No Easy Fixes
Political instability, global trade disputes and tariff wars are just a few of the threats that the manufacturing industry faces today. According to research group IHS Markit, UK manufacturing contracted for its third straight month in July 2019 – the lowest level since February 2013, wrties José Manuel Benedetti Director of Strategy & Digital Transformation, Insight UK.
In this environment, manufacturers need to use every resource at their disposal to maintain competition. For instance, according to PwC, 81% of industrial manufacturing CEOs said that they plan to rely on operational efficiencies to strengthen growth.
A key resource for manufacturers to exploit is data. Data has been described as the “new oil” for many years, but for manufacturers, its uses go far beyond fuel and lubrication that oil offers. Used in digital innovation projects, data can help manufacturers identify potential efficiencies, challenges and opportunities. It supports the use of technology that increases operational efficiency and agility, and can help manufacturers completely revolutionise their business model, creating new revenue streams, offering them a competitive advantage.
Prediction and Reaction
Used well, data helps manufacturers better understand their market and customers. For instance, by using machine learning to monitor market changes, manufacturers can react to or even predict changes in demand. This helps to increase or decrease production to match or bring new products to market. Similarly, they can monitor customer satisfaction to identify when a product is popular, or when complaints signal a potential production issue. Data used in this way can benefit the business, enabling manufacturers to drive more value through supporting digital innovation and adopting new technologies.

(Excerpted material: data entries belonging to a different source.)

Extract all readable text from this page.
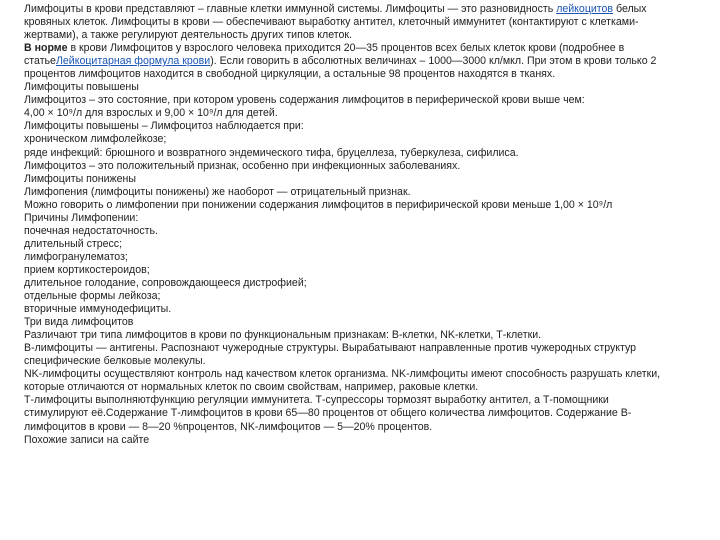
Лимфоциты в крови представляют – главные клетки иммунной системы. Лимфоциты — это разновидность лейкоцитов белых
кровяных клеток. Лимфоциты в крови — обеспечивают выработку антител, клеточный иммунитет (контактируют с клетками-
жертвами), а также регулируют деятельность других типов клеток.
В норме в крови Лимфоцитов у взрослого человека приходится 20—35 процентов всех белых клеток крови (подробнее в
статьеЛейкоцитарная формула крови). Если говорить в абсолютных величинах – 1000—3000 кл/мкл. При этом в крови только 2
процентов лимфоцитов находится в свободной циркуляции, а остальные 98 процентов находятся в тканях.
Лимфоциты повышены
Лимфоцитоз – это состояние, при котором уровень содержания лимфоцитов в периферической крови выше чем:
4,00 × 10⁹/л для взрослых и 9,00 × 10⁹/л для детей.
Лимфоциты повышены – Лимфоцитоз наблюдается при:
хроническом лимфолейкозе;
ряде инфекций: брюшного и возвратного эндемического тифа, бруцеллеза, туберкулеза, сифилиса.
Лимфоцитоз – это положительный признак, особенно при инфекционных заболеваниях.
Лимфоциты понижены
Лимфопения (лимфоциты понижены) же наоборот — отрицательный признак.
Можно говорить о лимфопении при понижении содержания лимфоцитов в перифирической крови меньше 1,00 × 10⁹/л
Причины Лимфопении:
почечная недостаточность.
длительный стресс;
лимфогранулематоз;
прием кортикостероидов;
длительное голодание, сопровождающееся дистрофией;
отдельные формы лейкоза;
вторичные иммунодефициты.
Три вида лимфоцитов
Различают три типа лимфоцитов в крови по функциональным признакам: В-клетки, NK-клетки, Т-клетки.
В-лимфоциты — антигены. Распознают чужеродные структуры. Вырабатывают направленные против чужеродных структур
специфические белковые молекулы.
NK-лимфоциты осуществляют контроль над качеством клеток организма. NK-лимфоциты имеют способность разрушать клетки,
которые отличаются от нормальных клеток по своим свойствам, например, раковые клетки.
Т-лимфоциты выполняютфункцию регуляции иммунитета. Т-супрессоры тормозят выработку антител, а Т-помощники
стимулируют её.Содержание Т-лимфоцитов в крови 65—80 процентов от общего количества лимфоцитов. Содержание В-
лимфоцитов в крови — 8—20 %процентов, NK-лимфоцитов — 5—20% процентов.
Похожие записи на сайте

Becoming More Agile with Technology
By using data in combination with technologies such as connected devices, predictive analytics and AI, manufacturers can develop a better understanding of their operations, increasing their agility. For instance, sensors on an assembly line can monitor machine performance and, in combination with machine learning, identify issues affecting performance. Over time, they can predict when maintenance is needed –increasing efficiency and productivity. Similarly, software combined with cameras and other devices on the assembly line can automate quality testing – identifying potential faults in products for further investigation.
From Products to Services
As well as maximising operational efficiency and productivity, many manufacturers are searching for new revenue streams – whether it’s reaching new markets or developing completely new offerings. A current key trend for manufacturers is to evolve themselves into service companies. At its most basic, this means offering additional solutions such as servicing and support. However, some are going even further – for example, by offering a range of products and services as a complete managed service.
As the business completely transforms to a more service-led approach, digital innovation – and data – will be critical for success. The manufacturer will need to remodel its entire customer engagement strategy and how it offers its products, since it will no longer be a tangible product. In addition, when identifying a target market for a service, the manufacturer needs to understand not only the local markets, but how its services will operate in different environments and regions. An engine manufacturer with a one-size-fits-all power-as-a-service offering, for instance, will soon find its costs rise and margins fall in regions where heat, humidity and workload cause engines to fail more often.
Getting it Right
Data might fuel digital innovation and new opportunities for manufacturers, but in order to do so it must be managed and used appropriately. Firstly, manufacturers need to understand their data, and whether it is accurate and unique. Often different business units and functions will have their own data locked away in silos, inaccessible to the rest of the organisation. This means that marketing, sales and production business units may all have multiple copies of the same information, or even contradictory records. Similarly, if data has been recorded by different means over time, there is a real risk that it will be incomplete, inaccurate or inconsistent.
As a result, one of the first steps for any manufacturer seeking to improve its operations should be to ensure it can discover all the data across the entire business. Then, it should audit that data for accuracy, completeness and repetition so that it has a single source of trusted data that the entire organisation can access. It can then begin using that data to identify ways to digitally innovate and transform the business – which should be the responsibility of the whole organisation, not left to IT. This is the additional benefit, in the era of increased awareness of data protection, giving the manufacturer confidence that it knows the exact status of the data it holds.
Like any resource, data alone will not save manufacturers. However, by using it to support innovation and improve operational efficiency, or even open completely new business opportunities, manufacturers can give themselves the potential to succeed.